The Nellas had benefitted from the upside of creating value—transferring the responsibility of running a company and generating cash flow from owner to employees creates value that buyers want —but, they just learned the hard way about the dark side creating business value. As employees assume meaningful responsibility, the owner’s relationships with employees and customers weakens.

Lisa first asked to review the two-page employment agreements that Gary had created to see if they restricted the employees' ability to compete or solicit customers and employees. Sure enough, they did not. Now the timing of their departure suddenly made sense. The Nellas paid the bonuses in cash within 30 days after the end of the fiscal year. The company’s fiscal year had ended 35 days prior to this meeting. That meant that the employees had received their checks and resigned two days later.

“Gary,” Lisa began, “According to these agreements there's nothing you can do.  You may remember that we talked about including non-solicitation provisions in the employment agreements when we met four years ago. Those provisions would have prevented the key employees from taking other employees or customers.”

Gary looked so uncomfortable that Lisa hesitated, but she continued, “Perhaps you remember that I thought we should create an incentive plan to withhold half of each year's bonus and subject it to vesting.
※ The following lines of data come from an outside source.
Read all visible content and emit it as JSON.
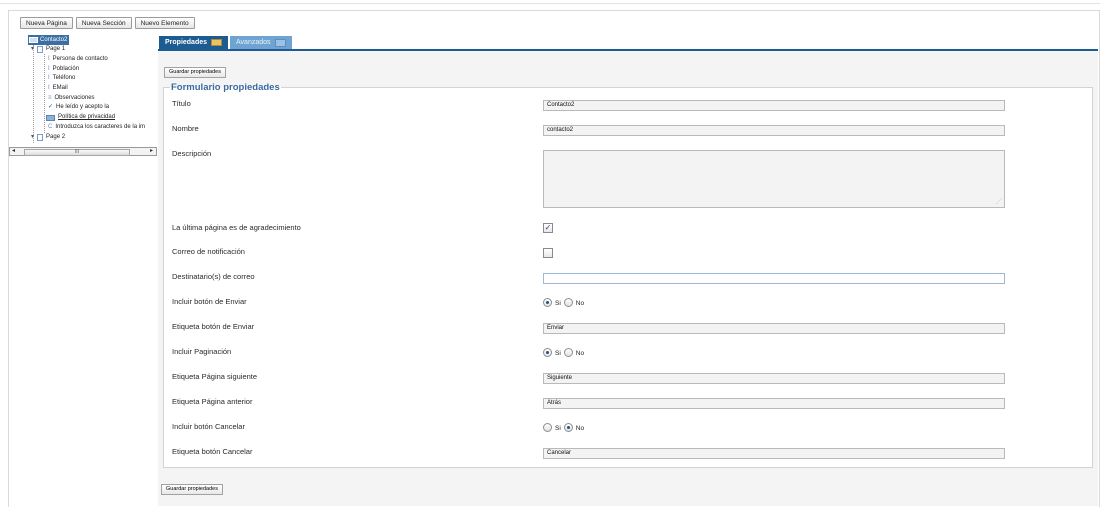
{
  "toolbar": {
    "new_page": "Nueva Página",
    "new_section": "Nueva Sección",
    "new_element": "Nuevo Elemento"
  },
  "tree": {
    "root": "Contacto2",
    "page1": "Page 1",
    "items": [
      "Persona de contacto",
      "Población",
      "Teléfono",
      "EMail",
      "Observaciones",
      "He leído y acepto la",
      "Política de privacidad",
      "Introduzca los caracteres de la im"
    ],
    "page2": "Page 2",
    "scroll_grip": "III"
  },
  "tabs": {
    "properties": "Propiedades",
    "advanced": "Avanzados"
  },
  "buttons": {
    "save_top": "Guardar propiedades",
    "save_bottom": "Guardar propiedades"
  },
  "form": {
    "legend": "Formulario propiedades",
    "title_label": "Título",
    "title_value": "Contacto2",
    "name_label": "Nombre",
    "name_value": "contacto2",
    "description_label": "Descripción",
    "description_value": "",
    "last_page_thanks_label": "La última página es de agradecimiento",
    "last_page_thanks_checked": true,
    "notify_email_label": "Correo de notificación",
    "notify_email_checked": false,
    "recipients_label": "Destinatario(s) de correo",
    "recipients_value": "",
    "include_send_label": "Incluir botón de Enviar",
    "include_send_yes": "Si",
    "include_send_no": "No",
    "include_send_value": "Si",
    "send_label_label": "Etiqueta botón de Enviar",
    "send_label_value": "Enviar",
    "include_pagination_label": "Incluir Paginación",
    "include_pagination_yes": "Si",
    "include_pagination_no": "No",
    "include_pagination_value": "Si",
    "next_label_label": "Etiqueta Página siguiente",
    "next_label_value": "Siguiente",
    "prev_label_label": "Etiqueta Página anterior",
    "prev_label_value": "Atrás",
    "include_cancel_label": "Incluir botón Cancelar",
    "include_cancel_yes": "Si",
    "include_cancel_no": "No",
    "include_cancel_value": "No",
    "cancel_label_label": "Etiqueta botón Cancelar",
    "cancel_label_value": "Cancelar"
  }
}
In order to receive the entirety of their bonuses, the employees would have had to remain with your company.”

Gary’s face told Lisa that she’d gone far enough. “I would be happy to create these agreements when you hire replacements for your two key employees," she offered.

“I think it's too late for that,” Gary said quietly.

“He’s right,” Ida agreed. “There's really nothing left in the business that’s valuable. I think it’s time to wind up the company and liquidate it."

The Nellas learned that there are two sides to the transferable-value coin. On one side: in order to realize full value for a company, owners must be dispensable. And on the other side: as owners become dispensable, key employees don’t always deepen their relationships with clients and employees. They realize they’ve become indispensable. They also realize they can get rid of with the owners, form a new company, and take whatever employees and customers they choose without a proper employment agreement drawn up.

BEI offers a software system for advisors that efficiently puts together a meeting agenda and generates a discussion draft plus recommendations.  This includes things like NSA agreements or covenants, to not compete when recommending employment agreements for key employees to present at meetings like the one Lisa and the Nellas had four years ago. The Nellas could have completely protected their business if Lisa, as their trusted Exit Planning advisor, could have better highlighted the severity of this step and had a tool like BEI’s to quickly create the documents they needed.  

Takeaways:

  • Without advisor involvement, owners do not typically know how to create transferable value.
  • Left to their own devices, owners do not make provisions for “the dark side” of transferable value. It is essential to design employment and incentive agreements that protect companies and their owners from losing customers and employees.
  • The ideal time to begin discussing employment agreements, incentive arrangements for key employees and non-solicitation agreements is at your next planning meeting with a business owner.